When I speak on campus, I often ask the students about the sex ratio. Women outnumber men on many of the campuses I have visited and the students are quick to point that out. Usually, women voice the loudest complaints, expressing frustration at the impact the sex ratio has on their dating lives. Christina Hoff Sommers, author of two books on the NeW Book List
, Who Stole Feminism?
and The War Against Boys
, has an opinion piece out in the New York Times addressing boys and education, The Boys at the Back
. She writes:
Boys score as well as or better than girls on most standardized tests, yet they are far less likely to get good grades, take advanced classes or attend college. Why? A study coming out this week in The Journal of Human Resources gives an important answer. Teachers of classes as early as kindergarten factor good behavior into grades - and girls, as a rule, comport themselves far better than boys.
Sommers discusses the disparity in educational achievement between the sexes today and traces the history that has led us here.

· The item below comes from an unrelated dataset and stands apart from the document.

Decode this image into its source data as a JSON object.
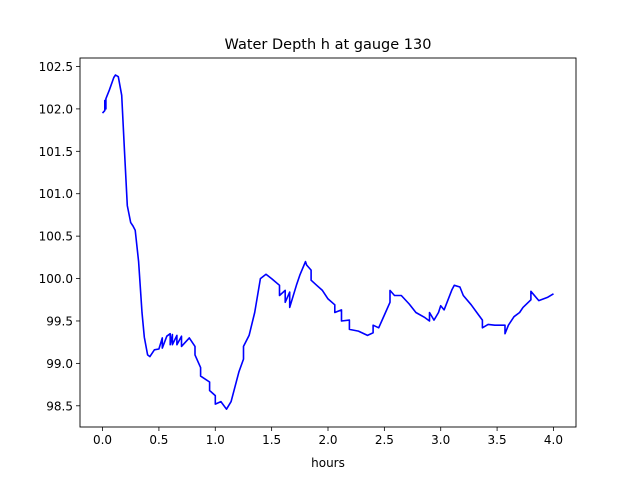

She then offers some examples of efforts to help boys do better in school. She writes:
WHAT might we do to help boys improve? For one thing, we can follow the example of the British, the Canadians and the Australians. They have openly addressed the problem of male underachievement. They are not indulging boys' tendency to be inattentive. Instead, they are experimenting with programs to help them become more organized, focused and engaged. These include more boy-friendly reading assignments (science fiction, fantasy, sports, espionage, battles); more recess (where boys can engage in rough-and-tumble as a respite from classroom routine); campaigns to encourage male literacy; more single-sex classes; and more male teachers (and female teachers interested in the pedagogical challenges boys pose).
I encourage you to read the piece and think about what we can do to make sure that our education policies are helping to advance both sexes.